Now let’s examine a shove:

If we decide to go all-in on this river, although we probably still inspire a ton of folds, we lose a lot more when we’re beat. Surprisingly, this still remains a trivial river spot for our opponent, as all of their decisions will likely remain the same. So, our opponent only has $574 left on the river, which would be our effective all-in bet.

($452 x .57) + (-$574 x .43) = ($257.64) + (-$246.82) = +$10.82

Going All In

So looking at the results of shoving the river, although we’ll continue to make money over time if our opponent folds, we tend to make less on average when he does call, making this $117.82 less profitable than just betting $300.

The key ingredient of these equations is to accurately estimate what our opponent will do in both situations. With our example, if our opponent reacts similarly regardless of bet size, we’re better off risking less money, since we’ll achieve the same outcome regardless.

So to extract the most money over time, we want to bet the minimum amount of money that maximizes our fold equity. If our villain makes an error by calling with a hand that he should be folding, our EV only looks to improve!

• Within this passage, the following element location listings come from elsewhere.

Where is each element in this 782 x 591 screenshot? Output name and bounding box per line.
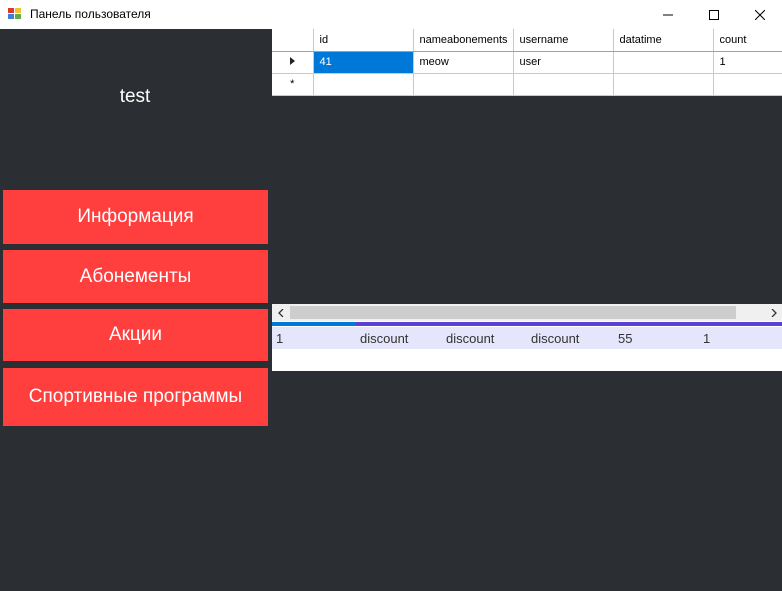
cell-nameabonements[interactable]: meow [413,51,514,74]
new-cell[interactable] [713,73,782,96]
table-row[interactable]: 41 meow user 1 [272,51,782,74]
column-header-id[interactable]: id [313,29,414,52]
column-header-username[interactable]: username [513,29,614,52]
subscriptions-data-grid[interactable]: id nameabonements username datatime coun… [272,29,782,96]
sidebar: test Информация Абонементы Акции Спортив… [0,29,272,591]
list-item[interactable]: 1 discount discount discount 55 1 [272,327,782,349]
cell-username[interactable]: user [513,51,614,74]
list-header-col-1[interactable] [272,322,356,326]
grid-header-row: id nameabonements username datatime coun… [272,29,782,52]
new-cell[interactable] [613,73,714,96]
minimize-button[interactable] [645,0,691,29]
promotions-list-view[interactable]: 1 discount discount discount 55 1 [272,321,782,371]
column-header-datatime[interactable]: datatime [613,29,714,52]
list-cell: discount [531,331,580,346]
promotions-button[interactable]: Акции [3,309,268,361]
chevron-right-icon [771,308,777,317]
chevron-left-icon [277,308,283,317]
sport-programs-button[interactable]: Спортивные программы [3,368,268,426]
title-bar: Панель пользователя [0,0,782,29]
new-cell[interactable] [313,73,414,96]
list-header-col-2[interactable] [356,322,782,326]
list-cell: discount [360,331,409,346]
list-cell: 1 [276,331,284,346]
current-row-arrow-icon [289,57,295,65]
row-header-current[interactable] [272,51,314,74]
list-cell: 1 [703,331,711,346]
new-cell[interactable] [413,73,514,96]
close-button[interactable] [737,0,782,29]
grid-corner-cell[interactable] [272,29,314,52]
cell-id[interactable]: 41 [313,51,414,74]
column-header-nameabonements[interactable]: nameabonements [413,29,514,52]
column-header-count[interactable]: count [713,29,782,52]
cell-count[interactable]: 1 [713,51,782,74]
new-row[interactable]: * [272,73,782,96]
scroll-right-button[interactable] [765,304,782,321]
user-panel-window: Панель пользователя test Информация Абон… [0,0,782,591]
new-row-marker[interactable]: * [272,73,314,96]
user-name-label: test [119,86,151,107]
subscriptions-button[interactable]: Абонементы [3,250,268,303]
scrollbar-thumb[interactable] [290,306,736,319]
app-icon [8,8,21,19]
window-title: Панель пользователя [30,7,151,21]
data-grid-container: id nameabonements username datatime coun… [272,29,782,304]
maximize-button[interactable] [691,0,737,29]
list-cell: 55 [618,331,633,346]
maximize-icon [709,9,719,20]
cell-datatime[interactable] [613,51,714,74]
list-cell: discount [446,331,495,346]
scroll-left-button[interactable] [272,304,289,321]
info-button[interactable]: Информация [3,190,268,244]
new-cell[interactable] [513,73,614,96]
minimize-icon [663,14,673,15]
horizontal-scrollbar[interactable] [272,304,782,321]
close-icon [755,9,765,20]
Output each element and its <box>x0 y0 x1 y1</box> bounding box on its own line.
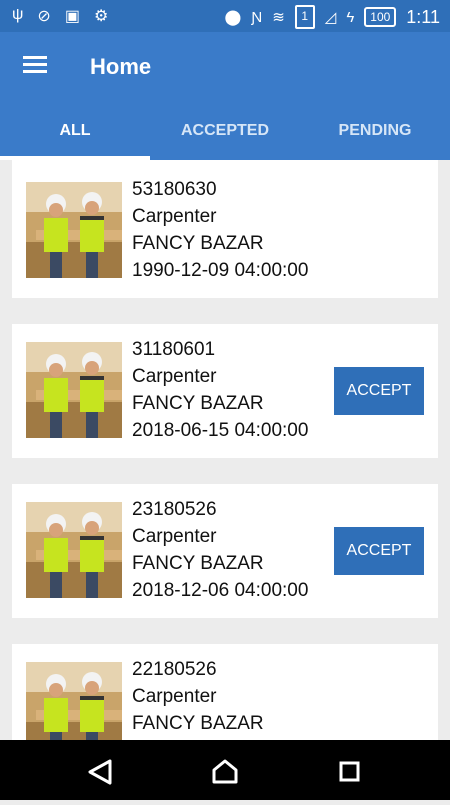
job-role: Carpenter <box>132 366 217 387</box>
app-bar: Home ALL ACCEPTED PENDING <box>0 32 450 160</box>
job-datetime: 2018-12-06 04:00:00 <box>132 580 309 601</box>
job-id: 22180526 <box>132 659 217 680</box>
navigation-bar <box>0 740 450 800</box>
sim-label: 1 <box>301 9 309 23</box>
job-card[interactable]: 23180526 Carpenter FANCY BAZAR 2018-12-0… <box>12 484 438 618</box>
job-datetime: 1990-12-09 04:00:00 <box>132 260 309 281</box>
location-icon: ⬤ <box>224 9 242 26</box>
recents-icon[interactable] <box>339 761 360 782</box>
battery-icon: 100 <box>364 7 397 27</box>
job-card[interactable]: 53180630 Carpenter FANCY BAZAR 1990-12-0… <box>12 160 438 298</box>
tab-bar: ALL ACCEPTED PENDING <box>0 112 450 160</box>
back-icon[interactable] <box>88 759 112 785</box>
android-icon: ⚙ <box>93 8 109 25</box>
hamburger-icon[interactable] <box>23 56 47 74</box>
sim-icon: 1 <box>294 5 315 29</box>
tab-all[interactable]: ALL <box>0 112 150 160</box>
job-card[interactable]: 31180601 Carpenter FANCY BAZAR 2018-06-1… <box>12 324 438 458</box>
job-card[interactable]: 22180526 Carpenter FANCY BAZAR <box>12 644 438 740</box>
status-time: 1:11 <box>406 6 440 27</box>
page-title: Home <box>90 54 152 79</box>
home-icon[interactable] <box>212 759 238 784</box>
charging-icon: ϟ <box>346 8 355 26</box>
worker-photo <box>26 342 122 438</box>
job-location: FANCY BAZAR <box>132 393 264 414</box>
fk-icon: ▣ <box>64 8 80 25</box>
tab-pending[interactable]: PENDING <box>300 112 450 160</box>
job-location: FANCY BAZAR <box>132 553 264 574</box>
accept-button[interactable]: ACCEPT <box>334 527 424 575</box>
job-location: FANCY BAZAR <box>132 233 264 254</box>
job-list[interactable]: 53180630 Carpenter FANCY BAZAR 1990-12-0… <box>0 160 450 740</box>
job-id: 31180601 <box>132 339 216 360</box>
job-id: 23180526 <box>132 499 217 520</box>
job-role: Carpenter <box>132 206 217 227</box>
job-location: FANCY BAZAR <box>132 713 264 734</box>
worker-photo <box>26 502 122 598</box>
worker-photo <box>26 182 122 278</box>
worker-photo <box>26 662 122 740</box>
no-tracking-icon: ⊘ <box>37 8 51 25</box>
accept-button[interactable]: ACCEPT <box>334 367 424 415</box>
job-role: Carpenter <box>132 686 217 707</box>
job-id: 53180630 <box>132 179 217 200</box>
signal-icon: ◿ <box>324 9 337 26</box>
job-datetime: 2018-06-15 04:00:00 <box>132 420 309 441</box>
nfc-icon: Ɲ <box>251 8 263 26</box>
usb-icon: ψ <box>12 6 24 23</box>
wifi-icon: ≋ <box>272 9 285 26</box>
job-role: Carpenter <box>132 526 217 547</box>
tab-accepted[interactable]: ACCEPTED <box>150 112 300 160</box>
battery-level: 100 <box>370 10 391 24</box>
status-bar: ψ ⊘ ▣ ⚙ ⬤ Ɲ ≋ 1 ◿ ϟ 100 1:11 <box>0 0 450 32</box>
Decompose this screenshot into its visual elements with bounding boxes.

While the process can be complicated, it’s useful to look at everyday poker hands and see if you’ve made the highest +EV play possible – or maximized your value. It’s tough to implement at the table, but with enough side practice, you’ll be able to apply your new poker knowledge more frequently and know how to extract the max value from a poker hand.

Good luck, and hopefully I’ll see you at the tables.